Photo: Blink O'Fanaye, Flickr/CC by NC 2.0

Editor’s note:  Members of the Wilton Clergy are working to put together an online interfaith prayer service that will be open to the public, and notification will be announced when details have been set. 

To the Editor:

Along with the rest of the world, we watched the horrors of violence unfold last Wednesday at our nation’s Capitol building in Washington, DC. We were angered by the symbols of hate displayed promoting Anti-Semitism, Racism and White Supremacy. We also honor our country’s sacred tradition of separating church and state, not putting any one religion over another.

The actions we witnessed are not consistent with any of our faith traditions. Rather, we believe that love for our fellow human beings, compassion for those who suffer, and the promotion of peace are common foundations that bind our faith communities together.

While we support every person’s right to protest, we do not support violence. We pray for the families of those who died and pray for the peaceful transfer of power during the coming week. We will not be deterred by fear. We believe that love is stronger than hate and that we are stronger together than we are apart.


Rev. Shannon White, Pastor, Wilton Presbyterian Church
Father Reginald Norman, Pastor, Our Lady of Fatima Church
Cantor Harriet Dunkerley, Temple B’nai Chaim
Rev. Caroline Smith, Wilton Baptist Church
Rev. Dr. Anne Coffman, Wilton Congregational Church
Dr. Golnar Raissi, Muslim Community Group
Rev. Marissa Rohrbach, St. Matthew’s Episcopal Church, Wilton

4 replies on “Wilton Clergy Members Release Statement Condemning Violence at Capitol”

  1. Where was their concern and condemnation when businesses, homes and government buildings were burning earlier this year?

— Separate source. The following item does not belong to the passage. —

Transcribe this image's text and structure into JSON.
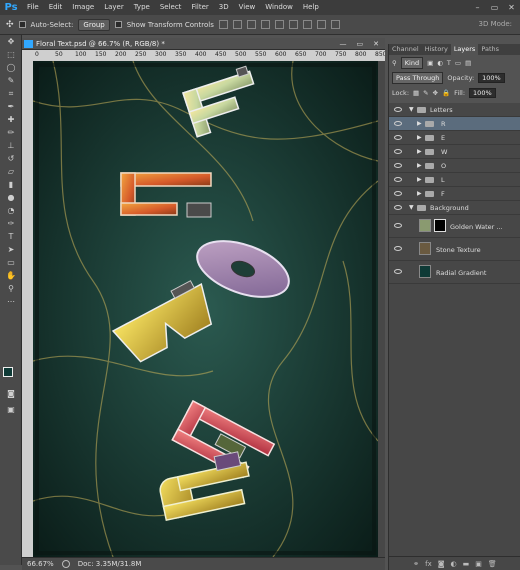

    1. With due respect, you and others continue to draw a false equivalency between BLM protests and the insurrection attempt on January 6th. The BLM protests were not riots, and the false narrative that there was rampant pillaging and violence is tiresome. The BLM protest this summer involved people from many different constituencies gathered with the goal of peacefully protesting racism in this country, and the vast majority of the over 9,000 protests across the country were peaceful. Unfortunately, some violence and property destruction did occur, which was condemned by local clergy as well as by many democratic leaders. BLM protests were fairly spontaneous events, and the overwhelming majority of participants did not come armed or intent on violence. They came to peacefully protest the unjustified killings of black men. This differs greatly from what happened in DC. Last Wednesday’s events were not a protest, but a violent, illegal occupation of the US Capitol with the goal of VIOLENTLY overthrowing our government, an attempted coup d’etat. It was a violent insurrection by white supremacist groups incited by, and applauded by, the President of the United States, certain members of Congress and members of some state government leadership. This mayhem was planned, not spontaneous. As reporting has developed over the last week, it is clear the insurrectionists came with the intent to prevent the certification by Congress of Biden’s election by destroying our sacred Capitol and committing general mayhem; they came armed with tactical gear and tools for murder and kidnapping. (Ironic when one considers that for the Women’s March in 2017 we couldn’t carry our purses-no bags, nothing that could be used as a weapon, etc-a bunch of ladies in pink hats couldn’t carry anything but these people were allowed to invade DC with weapons, tactical gear, bags, etc but I digress). There is no comparison between 9,000 overwhelmingly peaceful protests to protest the killing of black men, and an insurrection over 5 hours that resulted in one police officer being beaten to death and an unknown number of police officers injured (At last count 58 DC police officers and an unknown number of Capitol Officers)

  2. Thank you to all the members of the clergy for speaking up. We must unite in denouncing violence.

    For the record, they did speak up this summer, and encouraged peaceful protest, and open discussion. They organized a gathering after the death of George Floyd, which was attended by clergy, local political figures, and members of law enforcement.